Foto: Inês Leote

Diria que a temperatura no interior da sua casa é confortável ou, pelo contrário, que costuma estar muitas vezes demasiado quente ou demasiado fria? Até que ponto sente que isso afeta a realização de tarefas diárias como, por exemplo, ler, fazer exercício físico, brincar ou ajudar os seus filhos (ou netos) nos trabalhos escolares? E, quanto ao ruído vindo de fora da sua casa (por exemplo, do trânsito, das pessoas a circular na rua, ou paradas em frente a um bar)… até que ponto sente que tem afetado o seu sono ou o seu lazer durante o dia? 

Num contexto de alterações climáticas como o que vivemos, é relativamente fácil de antever que o número de dias com temperaturas extremas possa continuar a aumentar. Pelo contrário, é difícil imaginar a cidade de Lisboa sem o ruído da atividade própria de uma capital.

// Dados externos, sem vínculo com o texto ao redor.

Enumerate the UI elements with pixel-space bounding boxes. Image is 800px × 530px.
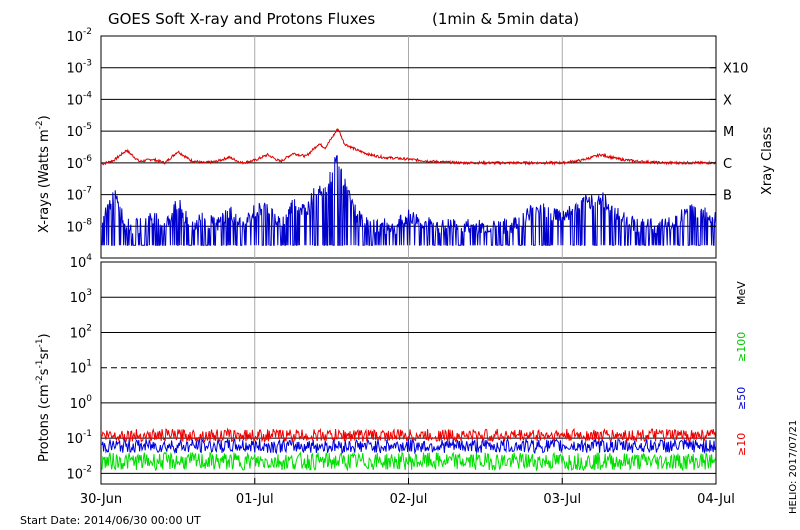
legend-ge100: ≥100 <box>735 332 748 362</box>
xray-class-axis-label: Xray Class <box>760 127 775 195</box>
helio-credit: HELIO: 2017/07/21 <box>788 420 799 514</box>
xray-class-label: B <box>723 189 732 204</box>
xray-y-tick-label: 10-6 <box>66 154 92 172</box>
proton-y-tick-label: 10-2 <box>66 464 92 482</box>
proton-y-label: Protons (cm-2s-1sr-1) <box>35 333 52 462</box>
proton-y-tick-label: 101 <box>70 359 92 377</box>
proton-series <box>101 427 717 444</box>
xray-y-label: X-rays (Watts m-2) <box>35 115 52 233</box>
proton-y-tick-label: 103 <box>70 288 92 306</box>
mev-label: MeV <box>735 281 748 305</box>
xray-long-wavelength-series <box>101 127 717 166</box>
xray-y-tick-label: 10-5 <box>66 122 92 140</box>
xray-class-label: C <box>723 157 732 172</box>
xray-class-label: M <box>723 125 734 140</box>
proton-y-tick-label: 102 <box>70 323 92 341</box>
x-tick-label: 30-Jun <box>80 492 122 507</box>
xray-class-label: X10 <box>723 62 748 77</box>
legend-ge50: ≥50 <box>735 387 748 410</box>
xray-y-tick-label: 10-2 <box>66 27 92 45</box>
x-tick-label: 01-Jul <box>236 492 274 507</box>
xray-y-tick-label: 10-3 <box>66 59 92 77</box>
xray-y-tick-label: 10-7 <box>66 186 92 204</box>
xray-class-label: X <box>723 93 732 108</box>
xray-y-tick-label: 10-4 <box>66 90 92 108</box>
x-tick-label: 04-Jul <box>697 492 735 507</box>
chart-subtitle: (1min & 5min data) <box>432 10 579 28</box>
xray-short-wavelength-series <box>101 155 717 246</box>
x-tick-label: 03-Jul <box>543 492 581 507</box>
proton-y-tick-label: 10-1 <box>66 429 92 447</box>
legend-ge10: ≥10 <box>735 433 748 456</box>
chart-title: GOES Soft X-ray and Protons Fluxes <box>108 10 375 28</box>
proton-y-tick-label: 100 <box>70 394 93 412</box>
x-tick-label: 02-Jul <box>390 492 428 507</box>
proton-y-tick-label: 104 <box>70 253 93 271</box>
start-date: Start Date: 2014/06/30 00:00 UT <box>20 514 201 527</box>
xray-y-tick-label: 10-8 <box>66 217 92 235</box>
proton-series <box>101 451 717 472</box>
proton-series <box>101 437 717 455</box>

Mas, no final de contas, que efeito terá a temperatura ou o ruído na saúde ou nos comportamentos de saúde da população? E como é que temperaturas mais elevadas, associadas à poluição do ar, se associam ao bem-estar de quem vive em Lisboa? Mais exposição ao desconforto térmico, aos poluentes que circulam no ar, ou ao ruído exterior contribuirá para menos atividade física, para uma alimentação menos saudável, ou para maior risco de desenvolver doenças crónicas?

Parecem-lhe demasiadas perguntas?

São, de facto! Mas são estas as interrogações para o estudo que o Instituto de Saúde Ambiental da Faculdade de Medicina da Universidade de Lisboa está a realizar, em parceria com a Câmara Municipal de Lisboa e a Lisboa E-Nova – Agência de Energia e Ambiente de Lisboa. A informação recolhida contribuirá para identificar caraterísticas do meio urbano que podem ser alteradas no sentido de promoverem mais saúde e mais bem-estar da população que vive em Lisboa.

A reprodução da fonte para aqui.